Wrong way 1 — lowercase option:
// Silently ignored — PDF.js doesn't read this key const canvasFactory = { create(w,h) { ... } }; pdfjsLib.getDocument({ data: bytes, canvasFactory });
Wrong way 2 — instance with capital C:
// Crashes — PDF.js does new CanvasFactory(...) internally const factory = new OffscreenCanvasFactory(); pdfjsLib.getDocument({ data: bytes, CanvasFactory: factory });
PDF.js source does this:
const CanvasFactory = src.CanvasFactory || DefaultCanvasFactory;
// later:
this._canvasFactory = new CanvasFactory({ ownerDocument, enableHWA });
The value at CanvasFactory is used as a constructor. It must be a class.
Fix
class OffscreenCanvasFactory {
create(width, height) {
const canvas = new OffscreenCanvas(width, height);
return { canvas, context: canvas.getContext('2d') };
}
reset(canvasAndCtx, width, height) {
canvasAndCtx.canvas.width = width;
canvasAndCtx.canvas.height = height;
}
destroy(canvasAndCtx) {
canvasAndCtx.canvas.width = 0;
canvasAndCtx.canvas.height = 0;
canvasAndCtx.canvas = null;
canvasAndCtx.context = null;
}
}
// Gate on OffscreenCanvas availability (not in Node, always in browser workers) const canvasFactoryOpt = typeof OffscreenCanvas !== 'undefined' ? { CanvasFactory: OffscreenCanvasFactory } : {};
const pdf = await pdfjsLib.getDocument({ data: bytes, ...canvasFactoryOpt }).promise;
After this change, page.render() inside the worker completes without errors and produces a fully composited page canvas ready for image cropping.
Guard
The typeof OffscreenCanvas !== 'undefined' gate serves two purposes. First, it protects Node.js test environments where OffscreenCanvas is not available. Second, it documents that the image extraction path is a browser-only feature — which is correct, because the whole geometry pipeline runs in a browser Web Worker.

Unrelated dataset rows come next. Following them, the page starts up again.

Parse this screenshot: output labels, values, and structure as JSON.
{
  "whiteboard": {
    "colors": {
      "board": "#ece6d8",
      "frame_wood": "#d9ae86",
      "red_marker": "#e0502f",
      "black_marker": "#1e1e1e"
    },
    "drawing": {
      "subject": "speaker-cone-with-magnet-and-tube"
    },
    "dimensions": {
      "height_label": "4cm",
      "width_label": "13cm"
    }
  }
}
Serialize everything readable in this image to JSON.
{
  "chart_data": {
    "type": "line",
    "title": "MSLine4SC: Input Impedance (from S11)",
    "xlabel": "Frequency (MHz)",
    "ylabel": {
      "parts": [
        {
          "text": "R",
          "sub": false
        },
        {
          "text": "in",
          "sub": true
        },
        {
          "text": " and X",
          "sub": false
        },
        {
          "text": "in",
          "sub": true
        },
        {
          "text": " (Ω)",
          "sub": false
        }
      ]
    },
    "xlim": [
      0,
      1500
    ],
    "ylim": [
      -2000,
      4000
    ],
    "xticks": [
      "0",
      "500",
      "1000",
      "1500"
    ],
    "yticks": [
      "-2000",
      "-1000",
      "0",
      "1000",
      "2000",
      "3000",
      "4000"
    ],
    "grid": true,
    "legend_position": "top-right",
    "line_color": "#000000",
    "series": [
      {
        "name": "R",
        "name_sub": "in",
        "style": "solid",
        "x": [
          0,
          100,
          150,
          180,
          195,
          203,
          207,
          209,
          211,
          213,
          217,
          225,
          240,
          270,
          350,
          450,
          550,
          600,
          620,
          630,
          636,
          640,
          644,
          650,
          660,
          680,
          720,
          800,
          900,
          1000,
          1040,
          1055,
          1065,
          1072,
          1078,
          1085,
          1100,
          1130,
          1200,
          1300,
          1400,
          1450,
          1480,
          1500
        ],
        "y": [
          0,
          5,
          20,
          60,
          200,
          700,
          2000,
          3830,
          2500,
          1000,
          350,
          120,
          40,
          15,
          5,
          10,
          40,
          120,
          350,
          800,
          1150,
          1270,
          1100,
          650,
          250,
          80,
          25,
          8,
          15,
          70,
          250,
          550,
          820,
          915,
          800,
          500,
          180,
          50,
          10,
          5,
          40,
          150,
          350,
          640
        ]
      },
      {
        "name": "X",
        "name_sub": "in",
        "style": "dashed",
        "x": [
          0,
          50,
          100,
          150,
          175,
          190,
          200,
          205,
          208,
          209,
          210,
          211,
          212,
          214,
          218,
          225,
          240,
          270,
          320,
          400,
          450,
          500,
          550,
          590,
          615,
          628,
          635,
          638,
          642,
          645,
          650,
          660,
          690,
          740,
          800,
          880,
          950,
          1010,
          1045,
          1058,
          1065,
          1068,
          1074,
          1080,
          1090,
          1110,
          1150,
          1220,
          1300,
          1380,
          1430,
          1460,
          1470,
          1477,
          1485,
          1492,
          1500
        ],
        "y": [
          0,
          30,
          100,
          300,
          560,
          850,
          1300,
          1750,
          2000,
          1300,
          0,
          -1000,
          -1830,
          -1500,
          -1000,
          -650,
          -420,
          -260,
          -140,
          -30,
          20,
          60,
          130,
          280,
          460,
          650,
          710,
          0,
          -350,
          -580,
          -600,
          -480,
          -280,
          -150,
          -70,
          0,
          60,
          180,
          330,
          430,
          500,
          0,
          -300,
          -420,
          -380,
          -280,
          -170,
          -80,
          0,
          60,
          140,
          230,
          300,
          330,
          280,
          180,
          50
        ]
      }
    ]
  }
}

The image extraction block also wraps the entire render in a try/catch:
try {
const imgViewport = page.getViewport({ scale: IMG_SCALE });
// ... render and crop
} catch (_) { / render failed — no images for this page / }
If render fails for any reason (corrupted page, unsupported PDF feature), the worker continues to the next page rather than aborting the entire document.
What to Watch For
getTextContent() crashes on the same issue. If you ever call page.getTextContent({ includeMarkedContent: true }) and render on the same page in a worker context, the same factory replacement applies. The fix is the same.
Safari versions before 16.4 don't support OffscreenCanvas. On those browsers, the image extraction path is gated off and images render as placeholder divs. The geometry/text pipeline still works.
destroy() must null the references. PDF.js calls destroy() on scratch canvases after use. If you don't null the canvas and context, you will get memory leaks in long documents. The implementation above handles this correctly.
Lesson
When passing configuration objects to large frameworks, always check whether the option expects a value or a constructor. In this case, the key CanvasFactory and the behavior new CanvasFactory(...) are documented only in the PDF.js source — not in any public API doc. If in doubt, grep the source for new followed by the option key.